How the 2026 shakeout reshapes Medicare Advantage going forward
Medicare Advantage has grown from covering about 24% of Medicare beneficiaries in 2010 to more than half today, an expansion fueled by generous federal payments, aggressive insurer marketing, and genuine appeal to seniors who prefer the simplicity of an all-in-one plan. The 2026 payment adjustments do not reverse that trajectory overnight, but they signal that the era of unchecked growth may be ending.
For policymakers, the tension is direct: paying insurers less per enrollee saves federal dollars but risks reducing access, particularly in areas where margins were already razor-thin. Some members of Congress have pushed back on the CMS rate changes, arguing they will destabilize coverage in vulnerable communities. Others, aligned with MedPAC’s long-standing recommendations, say the overpayments were unsustainable and the correction is overdue.

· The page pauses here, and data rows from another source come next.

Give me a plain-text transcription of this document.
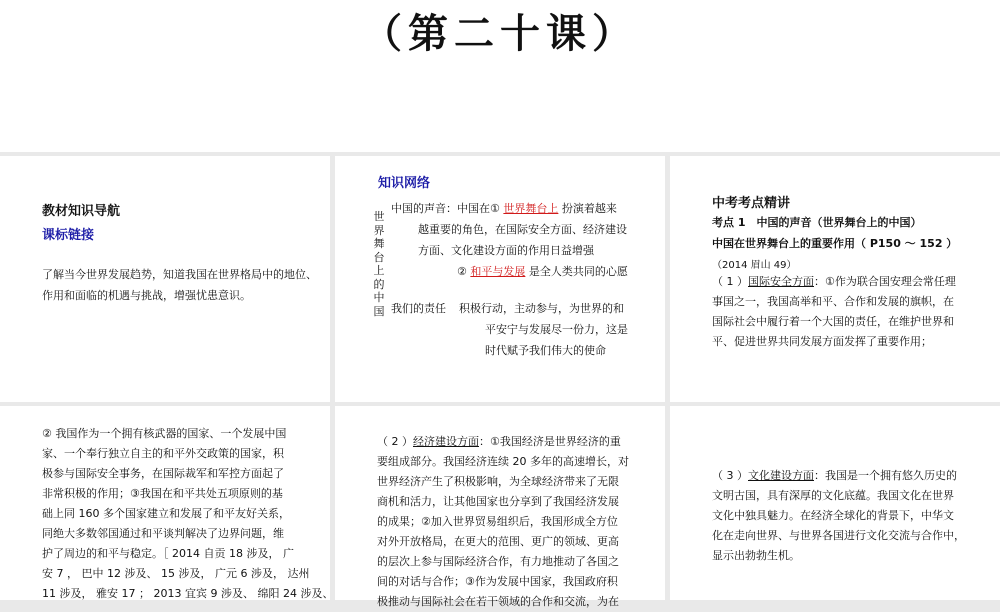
（第二十课）
教材知识导航
课标链接
了解当今世界发展趋势，知道我国在世界格局中的地位、作用和面临的机遇与挑战，增强忧患意识。
知识网络
世界舞台上的中国
中国的声音：中国在① 世界舞台上 扮演着越来
越重要的角色，在国际安全方面、经济建设
方面、文化建设方面的作用日益增强
② 和平与发展 是全人类共同的心愿
我们的责任 积极行动，主动参与，为世界的和
平安宁与发展尽一份力，这是
时代赋予我们伟大的使命
中考考点精讲
考点 1　中国的声音（世界舞台上的中国）
中国在世界舞台上的重要作用（ P150 ～ 152 ）
（2014 眉山 49）
（ 1 ）国际安全方面：①作为联合国安理会常任理
事国之一，我国高举和平、合作和发展的旗帜，在
国际社会中履行着一个大国的责任，在维护世界和
平、促进世界共同发展方面发挥了重要作用；
② 我国作为一个拥有核武器的国家、一个发展中国
家、一个奉行独立自主的和平外交政策的国家，积
极参与国际安全事务，在国际裁军和军控方面起了
非常积极的作用；③我国在和平共处五项原则的基
础上同 160 多个国家建立和发展了和平友好关系，
同绝大多数邻国通过和平谈判解决了边界问题，维
护了周边的和平与稳定。［ 2014 自贡 18 涉及， 广
安 7 ， 巴中 12 涉及、 15 涉及， 广元 6 涉及， 达州
11 涉及， 雅安 17 ； 2013 宜宾 9 涉及、 绵阳 24 涉及、
（ 2 ）经济建设方面：①我国经济是世界经济的重
要组成部分。我国经济连续 20 多年的高速增长，对
世界经济产生了积极影响，为全球经济带来了无限
商机和活力，让其他国家也分享到了我国经济发展
的成果；②加入世界贸易组织后，我国形成全方位
对外开放格局，在更大的范围、更广的领域、更高
的层次上参与国际经济合作，有力地推动了各国之
间的对话与合作；③作为发展中国家，我国政府积
极推动与国际社会在若干领域的合作和交流，为在
（ 3 ）文化建设方面：我国是一个拥有悠久历史的
文明古国，具有深厚的文化底蕴。我国文化在世界
文化中独具魅力。在经济全球化的背景下，中华文
化在走向世界、与世界各国进行文化交流与合作中，
显示出勃勃生机。
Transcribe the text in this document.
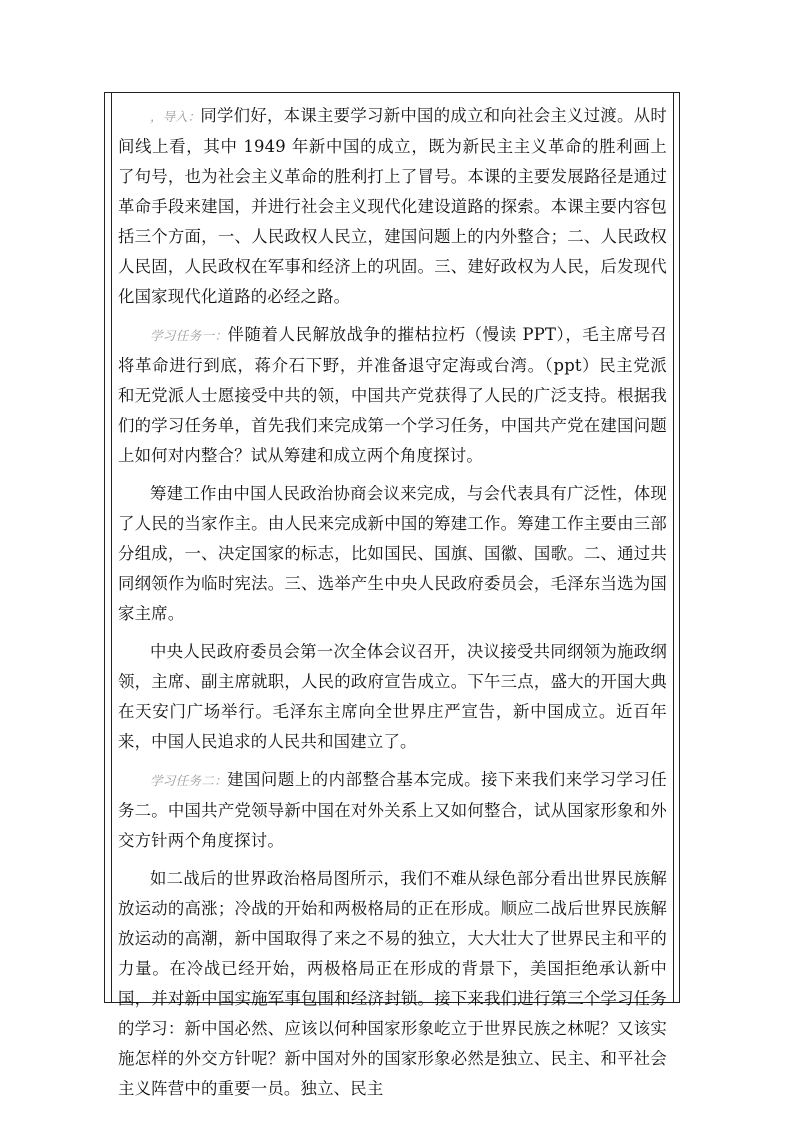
，导入：同学们好，本课主要学习新中国的成立和向社会主义过渡。从时间线上看，其中 1949 年新中国的成立，既为新民主主义革命的胜利画上了句号，也为社会主义革命的胜利打上了冒号。本课的主要发展路径是通过革命手段来建国，并进行社会主义现代化建设道路的探索。本课主要内容包括三个方面，一、人民政权人民立，建国问题上的内外整合；二、人民政权人民固，人民政权在军事和经济上的巩固。三、建好政权为人民，后发现代化国家现代化道路的必经之路。

学习任务一：伴随着人民解放战争的摧枯拉朽（慢读 PPT），毛主席号召将革命进行到底，蒋介石下野，并准备退守定海或台湾。（ppt）民主党派和无党派人士愿接受中共的领，中国共产党获得了人民的广泛支持。根据我们的学习任务单，首先我们来完成第一个学习任务，中国共产党在建国问题上如何对内整合？试从筹建和成立两个角度探讨。

筹建工作由中国人民政治协商会议来完成，与会代表具有广泛性，体现了人民的当家作主。由人民来完成新中国的筹建工作。筹建工作主要由三部分组成，一、决定国家的标志，比如国民、国旗、国徽、国歌。二、通过共同纲领作为临时宪法。三、选举产生中央人民政府委员会，毛泽东当选为国家主席。

中央人民政府委员会第一次全体会议召开，决议接受共同纲领为施政纲领，主席、副主席就职，人民的政府宣告成立。下午三点，盛大的开国大典在天安门广场举行。毛泽东主席向全世界庄严宣告，新中国成立。近百年来，中国人民追求的人民共和国建立了。

学习任务二：建国问题上的内部整合基本完成。接下来我们来学习学习任务二。中国共产党领导新中国在对外关系上又如何整合，试从国家形象和外交方针两个角度探讨。

如二战后的世界政治格局图所示，我们不难从绿色部分看出世界民族解放运动的高涨；冷战的开始和两极格局的正在形成。顺应二战后世界民族解放运动的高潮，新中国取得了来之不易的独立，大大壮大了世界民主和平的力量。在冷战已经开始，两极格局正在形成的背景下，美国拒绝承认新中国，并对新中国实施军事包围和经济封锁。接下来我们进行第三个学习任务的学习：新中国必然、应该以何种国家形象屹立于世界民族之林呢？又该实施怎样的外交方针呢？新中国对外的国家形象必然是独立、民主、和平社会主义阵营中的重要一员。独立、民主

For the nearly three million seniors whose plans may be disappearing, the policy debate is far less abstract. They need workable coverage, and the window to secure it for 2026 closes at the end of March. The full scope of the disruption will become clearer as CMS publishes updated enrollment figures later this year and as insurers finalize their service area decisions for 2027. Until then, this is an enrollment season that demands closer attention than any in recent memory.